Nonsymmetric myocardial contribution to supranormal right ventricular function in the athlete's heart: combined assessment by speckle tracking and real time three-dimensional echocardiography

Roberta Esposito, Maurizio Galderisi, Vincenzo Schiano-Lomoriello, Alessandro Santoro, Daniela De Palma, Renato Ippolito, Riccardo Muscariello, Ciro Santoro, Germano Guerra, Matteo Cameli, Sergio Mondillo, Giovanni De Simone
Echocardiography 2014, 31 (8): 996-1004

PURPOSE: To investigate determinants of right ventricular (RV) function in competitive athletes by a combined assessment of speckle tracking (STE) and real time 3D echocardiography (RT3DE).

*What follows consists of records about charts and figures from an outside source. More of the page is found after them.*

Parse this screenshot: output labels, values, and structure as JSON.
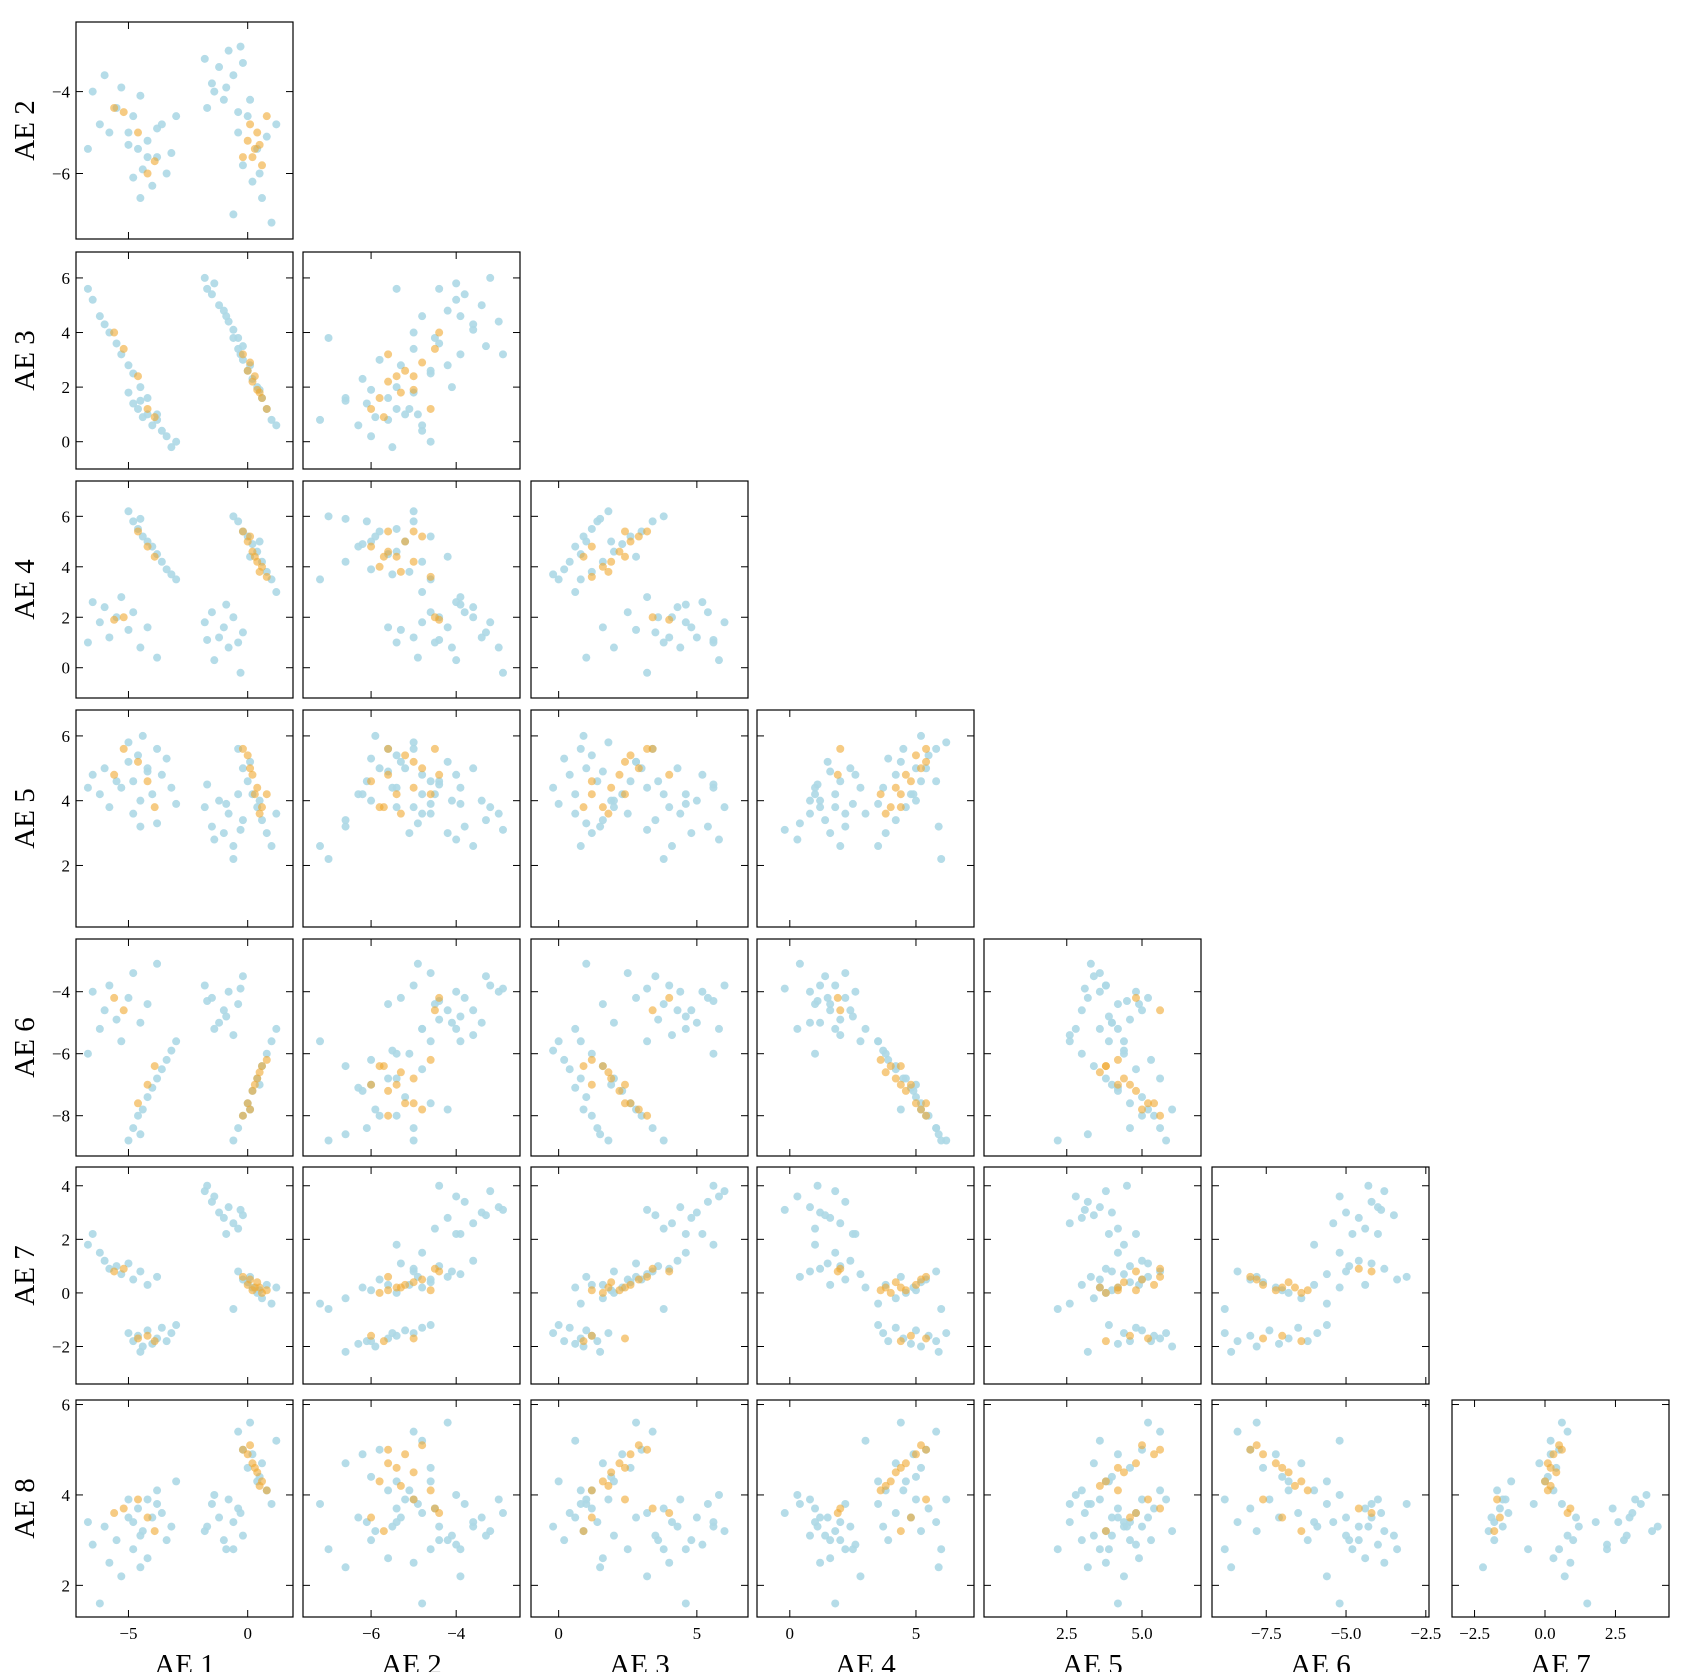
{
  "chart_data": {
    "type": "scatter",
    "variables": [
      {
        "label": "AE 1",
        "xlim": [
          -7.2,
          1.9
        ],
        "xticks": [
          {
            "value": -5,
            "label": "−5"
          },
          0
        ]
      },
      {
        "label": "AE 2",
        "xlim": [
          -7.6,
          -2.5
        ],
        "xticks": [
          {
            "value": -6,
            "label": "−6"
          },
          {
            "value": -4,
            "label": "−4"
          }
        ],
        "ylim": [
          -7.6,
          -2.3
        ],
        "yticks": [
          {
            "value": -6,
            "label": "−6"
          },
          {
            "value": -4,
            "label": "−4"
          }
        ]
      },
      {
        "label": "AE 3",
        "xlim": [
          -1.0,
          6.85
        ],
        "xticks": [
          0,
          5
        ],
        "ylim": [
          -1.0,
          6.95
        ],
        "yticks": [
          0,
          2,
          4,
          6
        ]
      },
      {
        "label": "AE 4",
        "xlim": [
          -1.3,
          7.3
        ],
        "xticks": [
          0,
          5
        ],
        "ylim": [
          -1.2,
          7.4
        ],
        "yticks": [
          0,
          2,
          4,
          6
        ]
      },
      {
        "label": "AE 5",
        "xlim": [
          -0.25,
          6.96
        ],
        "xticks": [
          2.5,
          {
            "value": 5,
            "label": "5.0"
          }
        ],
        "ylim": [
          0.1,
          6.8
        ],
        "yticks": [
          2,
          4,
          6
        ]
      },
      {
        "label": "AE 6",
        "xlim": [
          -9.2,
          -2.4
        ],
        "xticks": [
          {
            "value": -7.5,
            "label": "−7.5"
          },
          {
            "value": -5,
            "label": "−5.0"
          },
          {
            "value": -2.5,
            "label": "−2.5"
          }
        ],
        "ylim": [
          -9.3,
          -2.3
        ],
        "yticks": [
          {
            "value": -8,
            "label": "−8"
          },
          {
            "value": -6,
            "label": "−6"
          },
          {
            "value": -4,
            "label": "−4"
          }
        ]
      },
      {
        "label": "AE 7",
        "xlim": [
          -3.3,
          4.4
        ],
        "xticks": [
          {
            "value": -2.5,
            "label": "−2.5"
          },
          {
            "value": 0,
            "label": "0.0"
          },
          2.5
        ],
        "ylim": [
          -3.4,
          4.7
        ],
        "yticks": [
          {
            "value": -2,
            "label": "−2"
          },
          0,
          2,
          4
        ]
      },
      {
        "label": "AE 8",
        "ylim": [
          1.3,
          6.1
        ],
        "yticks": [
          2,
          4,
          6
        ]
      }
    ],
    "series": [
      {
        "color": "#add8e6",
        "alpha": 0.9,
        "points": [
          [
            -6.5,
            -4.0,
            5.2,
            2.6,
            4.8,
            -4.0,
            2.2,
            2.9
          ],
          [
            -6.2,
            -4.8,
            4.6,
            1.8,
            4.2,
            -5.2,
            1.5,
            1.6
          ],
          [
            -6.0,
            -3.6,
            4.3,
            2.4,
            5.0,
            -4.6,
            1.2,
            3.3
          ],
          [
            -5.8,
            -5.0,
            4.0,
            1.2,
            3.8,
            -3.8,
            0.9,
            2.5
          ],
          [
            -5.5,
            -4.4,
            3.6,
            2.0,
            4.6,
            -4.9,
            1.0,
            3.0
          ],
          [
            -5.3,
            -3.9,
            3.2,
            2.8,
            4.4,
            -5.6,
            0.7,
            2.2
          ],
          [
            -5.0,
            -5.3,
            2.8,
            1.5,
            5.2,
            -4.2,
            1.1,
            3.5
          ],
          [
            -4.8,
            -4.6,
            2.5,
            2.2,
            3.6,
            -3.4,
            0.5,
            2.8
          ],
          [
            -4.5,
            -4.1,
            2.0,
            0.8,
            4.0,
            -5.0,
            0.8,
            3.1
          ],
          [
            -4.2,
            -5.6,
            1.6,
            1.6,
            4.9,
            -4.4,
            0.3,
            2.6
          ],
          [
            -3.8,
            -4.9,
            1.0,
            0.4,
            3.3,
            -3.1,
            0.6,
            3.8
          ],
          [
            -6.7,
            -5.4,
            5.6,
            1.0,
            4.4,
            -6.0,
            1.8,
            3.4
          ],
          [
            -5.0,
            -5.0,
            1.8,
            6.2,
            5.8,
            -8.8,
            -1.5,
            3.9
          ],
          [
            -4.8,
            -6.1,
            1.4,
            5.8,
            4.6,
            -8.4,
            -1.8,
            3.4
          ],
          [
            -4.6,
            -5.4,
            1.2,
            5.5,
            5.4,
            -8.0,
            -1.6,
            3.7
          ],
          [
            -4.4,
            -5.9,
            0.9,
            5.2,
            6.0,
            -7.8,
            -2.0,
            3.2
          ],
          [
            -4.2,
            -5.2,
            1.0,
            5.0,
            5.0,
            -7.4,
            -1.4,
            3.9
          ],
          [
            -4.0,
            -6.3,
            0.6,
            4.8,
            4.2,
            -7.1,
            -1.9,
            3.5
          ],
          [
            -3.8,
            -5.6,
            0.8,
            4.5,
            5.6,
            -6.8,
            -1.7,
            4.1
          ],
          [
            -3.6,
            -4.8,
            0.4,
            4.2,
            4.8,
            -6.5,
            -1.3,
            3.6
          ],
          [
            -3.4,
            -6.0,
            0.2,
            3.9,
            5.3,
            -6.2,
            -1.8,
            3.0
          ],
          [
            -3.2,
            -5.5,
            -0.2,
            3.7,
            4.4,
            -5.9,
            -1.5,
            3.3
          ],
          [
            -4.5,
            -6.6,
            1.5,
            5.9,
            3.2,
            -8.6,
            -2.2,
            2.4
          ],
          [
            -3.0,
            -4.6,
            0.0,
            3.5,
            3.9,
            -5.6,
            -1.2,
            4.3
          ],
          [
            -1.8,
            -3.2,
            6.0,
            1.8,
            3.8,
            -3.8,
            3.8,
            3.2
          ],
          [
            -1.5,
            -3.8,
            5.4,
            2.2,
            3.2,
            -4.2,
            3.4,
            3.8
          ],
          [
            -1.2,
            -3.4,
            5.0,
            1.2,
            4.0,
            -5.0,
            3.0,
            3.5
          ],
          [
            -1.0,
            -4.2,
            4.8,
            1.6,
            3.0,
            -4.6,
            2.8,
            3.0
          ],
          [
            -0.8,
            -3.0,
            4.4,
            0.8,
            3.6,
            -4.0,
            3.2,
            3.9
          ],
          [
            -0.6,
            -3.6,
            4.1,
            2.0,
            2.6,
            -5.4,
            2.6,
            3.4
          ],
          [
            -0.4,
            -4.5,
            3.8,
            1.0,
            4.2,
            -4.4,
            2.4,
            3.7
          ],
          [
            -0.2,
            -3.3,
            3.5,
            1.4,
            3.4,
            -3.5,
            2.9,
            3.1
          ],
          [
            -1.4,
            -4.0,
            5.8,
            0.3,
            2.8,
            -5.2,
            3.6,
            4.0
          ],
          [
            -0.9,
            -3.9,
            4.6,
            2.5,
            3.9,
            -4.8,
            2.2,
            2.8
          ],
          [
            -0.3,
            -2.9,
            3.2,
            -0.2,
            3.1,
            -3.9,
            3.1,
            3.6
          ],
          [
            -1.7,
            -4.4,
            5.6,
            1.1,
            4.5,
            -4.3,
            4.0,
            3.3
          ],
          [
            -0.4,
            -5.0,
            3.4,
            5.8,
            5.6,
            -8.4,
            0.8,
            5.4
          ],
          [
            -0.2,
            -5.8,
            3.0,
            5.4,
            5.0,
            -8.0,
            0.5,
            5.0
          ],
          [
            0.0,
            -4.6,
            2.6,
            5.2,
            4.6,
            -7.6,
            0.4,
            4.6
          ],
          [
            0.2,
            -6.2,
            2.3,
            4.9,
            4.2,
            -7.2,
            0.2,
            4.9
          ],
          [
            0.4,
            -5.4,
            2.0,
            4.6,
            3.8,
            -6.8,
            0.0,
            4.3
          ],
          [
            0.6,
            -6.6,
            1.6,
            4.2,
            3.4,
            -6.4,
            -0.2,
            4.7
          ],
          [
            0.8,
            -5.1,
            1.2,
            3.8,
            3.0,
            -6.0,
            0.3,
            4.1
          ],
          [
            1.0,
            -7.2,
            0.8,
            3.5,
            2.6,
            -5.6,
            -0.4,
            3.8
          ],
          [
            0.1,
            -4.2,
            2.8,
            4.4,
            5.2,
            -7.8,
            0.6,
            5.6
          ],
          [
            0.5,
            -6.0,
            1.9,
            5.0,
            4.0,
            -7.0,
            0.1,
            4.4
          ],
          [
            -0.6,
            -7.0,
            3.8,
            6.0,
            2.2,
            -8.8,
            -0.6,
            2.8
          ],
          [
            1.2,
            -4.8,
            0.6,
            3.0,
            3.6,
            -5.2,
            0.2,
            5.2
          ]
        ]
      },
      {
        "color": "#f0a830",
        "alpha": 0.6,
        "points": [
          [
            0.0,
            -5.2,
            2.6,
            5.0,
            5.4,
            -7.6,
            0.3,
            4.9
          ],
          [
            0.2,
            -5.6,
            2.2,
            4.6,
            4.8,
            -7.2,
            0.1,
            4.7
          ],
          [
            0.4,
            -5.0,
            1.9,
            4.2,
            4.4,
            -6.8,
            0.4,
            4.5
          ],
          [
            0.3,
            -5.4,
            2.4,
            4.4,
            4.2,
            -7.0,
            0.2,
            4.6
          ],
          [
            0.6,
            -5.8,
            1.6,
            4.0,
            3.8,
            -6.4,
            0.0,
            4.3
          ],
          [
            0.1,
            -4.8,
            2.9,
            5.2,
            5.0,
            -7.8,
            0.5,
            5.1
          ],
          [
            0.5,
            -5.3,
            1.8,
            3.8,
            3.6,
            -6.6,
            0.2,
            4.2
          ],
          [
            -0.2,
            -5.6,
            3.2,
            5.4,
            5.6,
            -8.0,
            0.6,
            5.0
          ],
          [
            -5.2,
            -4.5,
            3.4,
            2.0,
            5.6,
            -4.6,
            0.9,
            3.7
          ],
          [
            -4.6,
            -5.0,
            2.4,
            5.4,
            5.2,
            -7.6,
            -1.7,
            3.9
          ],
          [
            -4.2,
            -6.0,
            1.2,
            4.8,
            4.6,
            -7.0,
            -1.6,
            3.5
          ],
          [
            -5.6,
            -4.4,
            4.0,
            1.9,
            4.8,
            -4.2,
            0.8,
            3.6
          ],
          [
            0.8,
            -4.6,
            1.2,
            3.6,
            4.2,
            -6.2,
            0.1,
            4.1
          ],
          [
            -3.9,
            -5.7,
            0.9,
            4.4,
            3.8,
            -6.4,
            -1.8,
            3.2
          ]
        ]
      }
    ]
  }
}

METHODS: Right ventricular function of 40 top-level rowers was compared to 43 sedentary normal controls by standard Doppler echocardiography, RT3DE, and STE. RV diameters and wall thickness, tricuspid annular plane systolic excursion (TAPSE), tricuspid E/A ratio, and pulsed tissue Doppler of lateral tricuspid annulus were analyzed. RV volumes, ejection fraction (EF), and stroke volume (SV) were determined. RV global longitudinal strain (GLS) (average of 6 regions), septal strain (average of 3 septal regions, septal longitudinal strain [SLS]), and lateral strain (average of 3 lateral regions, lateral longitudinal strain [LLS]) were estimated by STE.

RESULTS: The 2 groups were comparable for age, body mass index, and blood pressure, but heart rate was lower in rowers. RV diameters were larger and TAPSE, tricuspid E/A ratio, and tissue Doppler-derived s' and e' velocities were higher in rowers. By RT3DE, RV end-diastolic volume (EDV) and end-systolic volume were greater in rowers (both P < 0.0001), without difference in EF. GLS (P < 0.005) and LLS (P < 0.001), but not SLS, were greater in rowers. In pooled groups, LLS was related to EDV and SV, even after adjusting for heart rate, body mass index, and RV wall thickness by separate multiple linear regression analyses (β coefficient = 0.247, P < 0.01 and β = 0.225, P < 0.02, respectively).

CONCLUSIONS: Right ventricular preload exerts its maximal influence on the longitudinal lateral fibers, which is independent on potential confounders and largely induces RV supranormal function in the athlete's heart.